The structure of Lonesome has elements of “Boy meets boy, boy loses boy…,” but it’s such a strange twist on this motif that it remains a highly original and compelling story in the hands of director Craig Boreham. Casey is far from a wide-eyed neophyte in search of love. He is in fact damaged goods, an outcast who’s haunted by the past. Tib, too, is an exile in a foreign land, but his enemies are external ones (Australian Immigration) rather than inner demons of guilt and rejection.
And yet, it would be glib to suggest that their status as “exiles” is what binds Casey and Tib as a couple. What brought them together initially was a compulsive physical attraction that manifests itself in some pretty explicit sex scenes. What sustains the relationship after the sexual intensity drops a notch is something they haven’t quite figured out. Typically this is where “love” comes in: Can Casey and Tib take the big leap?
Described by writer-director Todd Flaherty, who stars in the film, as a labor of love, Chrissy Judy begins as the stereotypical show biz movie in which we watch some performers onstage singing or acting their hearts out—in this case a lip-syncing drag act—and then we meet them in their dressing room bitching about the small audience and lousy tips. But once Chrissy and Judy take off their makeup and wigs, we realize that these are not your standard aging performers whose act has seen better days but instead two young, good-looking guys who are best friends (but not boyfriends) and who take their drag act seriously.
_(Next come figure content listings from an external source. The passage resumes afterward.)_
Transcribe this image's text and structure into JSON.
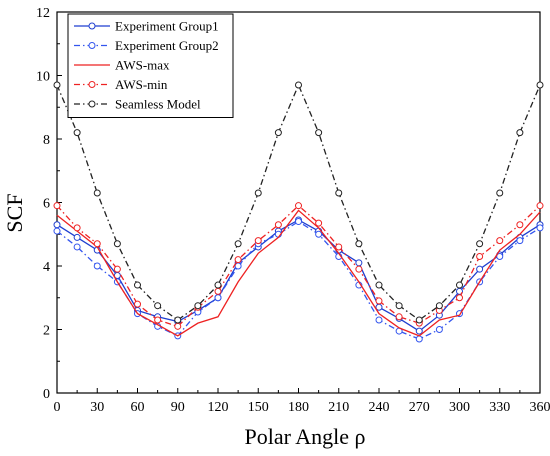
{
  "chart_data": {
    "type": "line",
    "xlabel": "Polar Angle ρ",
    "ylabel": "SCF",
    "xlim": [
      0,
      360
    ],
    "ylim": [
      0,
      12
    ],
    "xticks": [
      0,
      30,
      60,
      90,
      120,
      150,
      180,
      210,
      240,
      270,
      300,
      330,
      360
    ],
    "yticks": [
      0,
      2,
      4,
      6,
      8,
      10,
      12
    ],
    "grid": false,
    "legend_position": "top-left",
    "x": [
      0,
      15,
      30,
      45,
      60,
      75,
      90,
      105,
      120,
      135,
      150,
      165,
      180,
      195,
      210,
      225,
      240,
      255,
      270,
      285,
      300,
      315,
      330,
      345,
      360
    ],
    "series": [
      {
        "name": "Experiment Group1",
        "color": "#1f3fd0",
        "dash": "solid",
        "marker": "circle",
        "values": [
          5.3,
          4.9,
          4.5,
          3.7,
          2.6,
          2.4,
          2.25,
          2.6,
          3.0,
          4.1,
          4.6,
          5.1,
          5.45,
          5.1,
          4.5,
          4.1,
          2.7,
          2.35,
          1.95,
          2.45,
          3.2,
          3.9,
          4.35,
          4.9,
          5.3
        ]
      },
      {
        "name": "Experiment Group2",
        "color": "#3355ee",
        "dash": "dashdot",
        "marker": "circle",
        "values": [
          5.1,
          4.6,
          4.0,
          3.5,
          2.5,
          2.1,
          1.8,
          2.55,
          3.0,
          4.0,
          4.7,
          5.0,
          5.4,
          5.0,
          4.3,
          3.4,
          2.3,
          1.95,
          1.7,
          2.0,
          2.5,
          3.5,
          4.3,
          4.8,
          5.2
        ]
      },
      {
        "name": "AWS-max",
        "color": "#ee2222",
        "dash": "solid",
        "marker": "none",
        "values": [
          5.6,
          5.1,
          4.6,
          3.5,
          2.5,
          2.15,
          1.8,
          2.2,
          2.4,
          3.5,
          4.4,
          4.9,
          5.75,
          5.2,
          4.4,
          3.5,
          2.5,
          2.05,
          1.8,
          2.3,
          2.45,
          3.5,
          4.5,
          5.0,
          5.7
        ]
      },
      {
        "name": "AWS-min",
        "color": "#ee2222",
        "dash": "dashdot",
        "marker": "circle",
        "values": [
          5.9,
          5.2,
          4.7,
          3.9,
          2.8,
          2.3,
          2.1,
          2.7,
          3.2,
          4.2,
          4.8,
          5.3,
          5.9,
          5.35,
          4.6,
          3.9,
          2.9,
          2.4,
          2.2,
          2.6,
          3.0,
          4.3,
          4.8,
          5.3,
          5.9
        ]
      },
      {
        "name": "Seamless Model",
        "color": "#222222",
        "dash": "dashdot",
        "marker": "circle",
        "values": [
          9.7,
          8.2,
          6.3,
          4.7,
          3.4,
          2.75,
          2.3,
          2.75,
          3.4,
          4.7,
          6.3,
          8.2,
          9.7,
          8.2,
          6.3,
          4.7,
          3.4,
          2.75,
          2.3,
          2.75,
          3.4,
          4.7,
          6.3,
          8.2,
          9.7
        ]
      }
    ]
  }
}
They live together in New York City and occasionally travel out to Fire Island, supporting each other in their erotic escapades.
The fragility of this arrangement becomes apparent when Chrissy starts to get serious about another man. The rest of the film is mostly about Judy’s efforts to come to terms with Chrissy’s departure and to reinvent himself as a solo act. (Both guys use their drag names in everyday life.) Chrissy moves to Philadelphia to be with his new beau; Judy, already a three-martini kind of gal, visits Philly, gets drunk, and makes a terrible scene. He loses his New York apartment and heads to Provincetown for the summer, where he does a turn in Ryan Landry’s Showgirls revue while working as a houseboy.
In the end, this is a film about friendship—specifically gay friendship, which includes a dimension that’s largely absent from straight buds’ bonds. The latter may banter about women and even go out on the prowl together, but if one of them starts dating someone, the other guy is unlikely to be jealous of the girlfriend or to try to sabotage the relationship (as Judy does). Judy and Chrissy may not be boyfriends, but they could be, after all, and it seems unlikely that they never fooled around at some point (they are gay men, after all). Indeed I suspect many viewers are secretly hoping that the two will get together and end the misery. On second thought, given their shared preference for one sexual position over another (or under another), that probably wouldn’t work out either.